LTO: In welchen Bereichen haben Sie sich engagiert?

von Meibom: Als Anwalt in einer Großkanzlei war ich beruflich sehr eingespannt, aber ich habe mich bemüht, die Zeit, die ich hatte, in gemeinnützige Einrichtungen einzubringen. Ich war erst Mitglied eines Kuratoriums, später Aufsichtsratsvorsitzender eines Krankenhauses. Mit dem Ausklingen meiner beruflichen Tätigkeit bin ich Kommendator geworden. Ich leite nun also einen regionalen Bereich des Ordens und bin damit auch Mitglied des Kapitels. Das ist fast eine Vollzeitaufgabe. Neben einem Beruf könnte man das gar nicht leisten.

LTO: Frauen können nicht Ritter werden. Gibt es ein Pendant?

von Meibom: Nein, das gibt es nicht. Es gibt lediglich die Johanniter Hilfsgemeinschaften, die sich ähnlichen Aufgaben widmen wie der Orden selbst, ohne dass man Johanniter sein muss, um dort mitzumachen. Viele Frauen sind in diesen Hilfsgemeinschaften.

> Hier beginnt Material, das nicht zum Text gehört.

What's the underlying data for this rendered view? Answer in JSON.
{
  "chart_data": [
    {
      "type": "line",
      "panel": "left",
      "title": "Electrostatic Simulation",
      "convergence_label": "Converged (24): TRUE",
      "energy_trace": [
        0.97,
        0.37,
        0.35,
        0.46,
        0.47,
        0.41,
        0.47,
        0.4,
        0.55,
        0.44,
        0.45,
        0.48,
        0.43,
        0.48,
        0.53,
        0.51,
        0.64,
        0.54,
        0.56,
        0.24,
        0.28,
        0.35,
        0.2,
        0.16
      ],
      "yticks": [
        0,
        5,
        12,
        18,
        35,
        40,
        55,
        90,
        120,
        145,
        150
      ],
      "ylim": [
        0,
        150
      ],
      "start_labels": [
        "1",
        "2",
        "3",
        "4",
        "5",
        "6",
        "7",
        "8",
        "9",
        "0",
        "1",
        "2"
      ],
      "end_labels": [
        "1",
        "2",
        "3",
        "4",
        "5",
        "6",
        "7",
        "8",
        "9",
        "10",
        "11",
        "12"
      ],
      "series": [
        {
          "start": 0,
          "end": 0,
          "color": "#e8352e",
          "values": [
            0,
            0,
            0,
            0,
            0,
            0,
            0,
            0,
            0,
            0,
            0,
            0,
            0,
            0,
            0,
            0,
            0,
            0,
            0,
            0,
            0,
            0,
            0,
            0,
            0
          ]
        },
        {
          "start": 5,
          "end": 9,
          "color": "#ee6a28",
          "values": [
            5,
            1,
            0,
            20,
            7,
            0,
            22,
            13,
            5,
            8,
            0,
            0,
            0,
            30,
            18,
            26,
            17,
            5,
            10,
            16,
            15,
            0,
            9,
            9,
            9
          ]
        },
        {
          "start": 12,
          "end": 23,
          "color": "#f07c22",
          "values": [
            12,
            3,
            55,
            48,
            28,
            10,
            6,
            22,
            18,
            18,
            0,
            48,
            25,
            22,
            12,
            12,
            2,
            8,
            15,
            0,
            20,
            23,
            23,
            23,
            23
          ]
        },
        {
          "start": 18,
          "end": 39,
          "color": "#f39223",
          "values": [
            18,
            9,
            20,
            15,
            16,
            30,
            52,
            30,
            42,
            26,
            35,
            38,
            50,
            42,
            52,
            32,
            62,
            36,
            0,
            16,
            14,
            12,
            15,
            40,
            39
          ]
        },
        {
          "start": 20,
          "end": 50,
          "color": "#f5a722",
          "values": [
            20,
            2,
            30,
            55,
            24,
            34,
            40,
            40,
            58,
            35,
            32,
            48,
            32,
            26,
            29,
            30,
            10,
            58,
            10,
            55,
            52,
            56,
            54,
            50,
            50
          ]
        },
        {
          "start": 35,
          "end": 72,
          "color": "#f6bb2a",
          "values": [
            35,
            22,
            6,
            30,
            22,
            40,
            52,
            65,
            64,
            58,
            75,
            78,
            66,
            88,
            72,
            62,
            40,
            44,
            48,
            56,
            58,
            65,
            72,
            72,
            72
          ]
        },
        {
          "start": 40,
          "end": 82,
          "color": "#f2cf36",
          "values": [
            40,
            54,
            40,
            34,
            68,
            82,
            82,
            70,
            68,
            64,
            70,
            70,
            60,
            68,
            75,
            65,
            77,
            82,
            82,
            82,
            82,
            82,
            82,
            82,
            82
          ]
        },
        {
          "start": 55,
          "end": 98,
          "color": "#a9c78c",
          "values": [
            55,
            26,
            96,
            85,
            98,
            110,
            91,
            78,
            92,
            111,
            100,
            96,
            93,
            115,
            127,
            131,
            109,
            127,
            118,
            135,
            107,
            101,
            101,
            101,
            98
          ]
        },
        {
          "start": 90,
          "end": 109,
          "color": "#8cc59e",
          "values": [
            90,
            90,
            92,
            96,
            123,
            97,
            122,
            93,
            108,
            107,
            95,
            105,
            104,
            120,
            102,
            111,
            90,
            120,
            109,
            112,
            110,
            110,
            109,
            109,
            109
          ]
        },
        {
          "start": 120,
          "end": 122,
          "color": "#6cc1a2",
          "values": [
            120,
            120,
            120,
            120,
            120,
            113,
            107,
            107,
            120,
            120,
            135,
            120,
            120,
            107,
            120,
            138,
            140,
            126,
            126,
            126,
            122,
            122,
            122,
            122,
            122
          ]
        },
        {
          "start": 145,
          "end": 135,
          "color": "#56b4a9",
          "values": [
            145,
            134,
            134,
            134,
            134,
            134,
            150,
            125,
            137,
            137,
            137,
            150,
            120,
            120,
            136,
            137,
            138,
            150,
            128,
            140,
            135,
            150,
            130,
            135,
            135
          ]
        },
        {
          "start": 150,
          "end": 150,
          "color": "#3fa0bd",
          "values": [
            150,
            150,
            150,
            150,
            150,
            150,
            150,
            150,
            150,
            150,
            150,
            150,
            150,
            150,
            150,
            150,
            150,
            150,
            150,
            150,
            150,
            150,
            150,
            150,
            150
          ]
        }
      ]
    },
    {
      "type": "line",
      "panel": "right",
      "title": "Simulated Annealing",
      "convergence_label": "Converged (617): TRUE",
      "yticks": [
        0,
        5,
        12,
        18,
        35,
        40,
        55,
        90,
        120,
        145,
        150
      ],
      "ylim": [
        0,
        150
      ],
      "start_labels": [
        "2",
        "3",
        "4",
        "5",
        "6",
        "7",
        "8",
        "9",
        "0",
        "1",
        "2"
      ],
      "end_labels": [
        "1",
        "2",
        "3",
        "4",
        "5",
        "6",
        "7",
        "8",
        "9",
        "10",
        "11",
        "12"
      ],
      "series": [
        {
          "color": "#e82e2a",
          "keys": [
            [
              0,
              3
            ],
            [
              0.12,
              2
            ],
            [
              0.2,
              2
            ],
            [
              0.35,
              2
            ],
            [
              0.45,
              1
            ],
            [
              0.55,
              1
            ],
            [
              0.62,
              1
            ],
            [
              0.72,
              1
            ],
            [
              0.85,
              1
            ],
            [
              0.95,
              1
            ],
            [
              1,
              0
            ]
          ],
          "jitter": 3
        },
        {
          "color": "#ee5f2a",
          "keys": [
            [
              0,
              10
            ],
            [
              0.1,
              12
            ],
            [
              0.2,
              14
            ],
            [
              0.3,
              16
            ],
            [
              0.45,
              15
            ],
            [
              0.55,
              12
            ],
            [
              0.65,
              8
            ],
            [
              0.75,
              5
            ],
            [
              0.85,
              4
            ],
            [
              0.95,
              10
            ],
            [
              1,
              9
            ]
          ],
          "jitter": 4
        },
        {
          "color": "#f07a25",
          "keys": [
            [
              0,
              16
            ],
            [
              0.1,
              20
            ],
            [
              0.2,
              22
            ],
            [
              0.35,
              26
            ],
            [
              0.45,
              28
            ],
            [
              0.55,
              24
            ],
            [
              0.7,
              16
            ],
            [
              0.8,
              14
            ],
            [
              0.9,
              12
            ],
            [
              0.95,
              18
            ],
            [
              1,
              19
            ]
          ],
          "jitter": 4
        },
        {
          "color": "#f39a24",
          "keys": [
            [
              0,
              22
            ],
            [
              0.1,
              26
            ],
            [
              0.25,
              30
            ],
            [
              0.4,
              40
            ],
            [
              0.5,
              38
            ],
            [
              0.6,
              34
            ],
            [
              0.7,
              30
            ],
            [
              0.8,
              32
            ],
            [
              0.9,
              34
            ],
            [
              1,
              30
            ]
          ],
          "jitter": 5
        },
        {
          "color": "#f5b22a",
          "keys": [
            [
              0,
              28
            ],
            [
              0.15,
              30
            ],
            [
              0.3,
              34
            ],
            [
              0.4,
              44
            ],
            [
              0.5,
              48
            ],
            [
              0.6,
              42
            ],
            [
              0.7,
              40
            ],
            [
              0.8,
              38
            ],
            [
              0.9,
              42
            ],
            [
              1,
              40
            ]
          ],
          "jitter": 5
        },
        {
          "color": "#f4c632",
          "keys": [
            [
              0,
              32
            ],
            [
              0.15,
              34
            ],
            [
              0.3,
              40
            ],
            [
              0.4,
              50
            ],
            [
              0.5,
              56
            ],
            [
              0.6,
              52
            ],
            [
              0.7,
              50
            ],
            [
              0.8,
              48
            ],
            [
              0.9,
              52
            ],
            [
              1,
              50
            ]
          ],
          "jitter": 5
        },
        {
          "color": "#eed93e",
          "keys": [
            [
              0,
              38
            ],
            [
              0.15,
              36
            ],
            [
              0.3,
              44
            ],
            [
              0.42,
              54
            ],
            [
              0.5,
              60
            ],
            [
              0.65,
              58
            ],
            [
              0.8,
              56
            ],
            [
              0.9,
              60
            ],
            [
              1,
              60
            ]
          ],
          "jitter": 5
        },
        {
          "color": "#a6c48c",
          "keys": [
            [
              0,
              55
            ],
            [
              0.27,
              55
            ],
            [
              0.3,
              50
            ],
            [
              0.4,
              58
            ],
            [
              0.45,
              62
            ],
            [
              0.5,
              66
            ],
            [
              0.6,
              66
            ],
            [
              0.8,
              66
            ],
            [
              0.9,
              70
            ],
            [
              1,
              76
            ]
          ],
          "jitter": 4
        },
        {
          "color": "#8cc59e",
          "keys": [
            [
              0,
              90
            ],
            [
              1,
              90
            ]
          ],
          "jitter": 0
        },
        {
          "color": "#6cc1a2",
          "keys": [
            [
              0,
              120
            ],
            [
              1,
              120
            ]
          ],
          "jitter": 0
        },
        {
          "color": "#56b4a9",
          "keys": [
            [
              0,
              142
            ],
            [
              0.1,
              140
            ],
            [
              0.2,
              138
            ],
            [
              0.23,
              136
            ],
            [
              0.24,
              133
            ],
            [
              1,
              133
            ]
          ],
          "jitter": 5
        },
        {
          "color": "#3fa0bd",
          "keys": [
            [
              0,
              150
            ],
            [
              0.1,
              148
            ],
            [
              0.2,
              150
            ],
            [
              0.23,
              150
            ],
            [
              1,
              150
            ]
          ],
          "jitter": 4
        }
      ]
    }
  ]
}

LTO: Gibt es Überlegungen, den Orden wie für Nicht-Adlige auch für Frauen zu öffnen?

von Meibom: Das ist eine gute Frage. Es gibt regelmäßig Strategiebesprechungen, bei denen darüber diskutiert wird. Wie sich das entwickelt, kann ich aber nicht voraussagen. Warten wir es ab.

Wolfgang von Meibom ist Rechtsanwalt und war Chairman von Bird & Bird Deutschland. Seit 2010 ist er Kommendator der Rheinischen Genossenschaft des Johanniterordens.

Das Interview führte Claudia Kornmeier.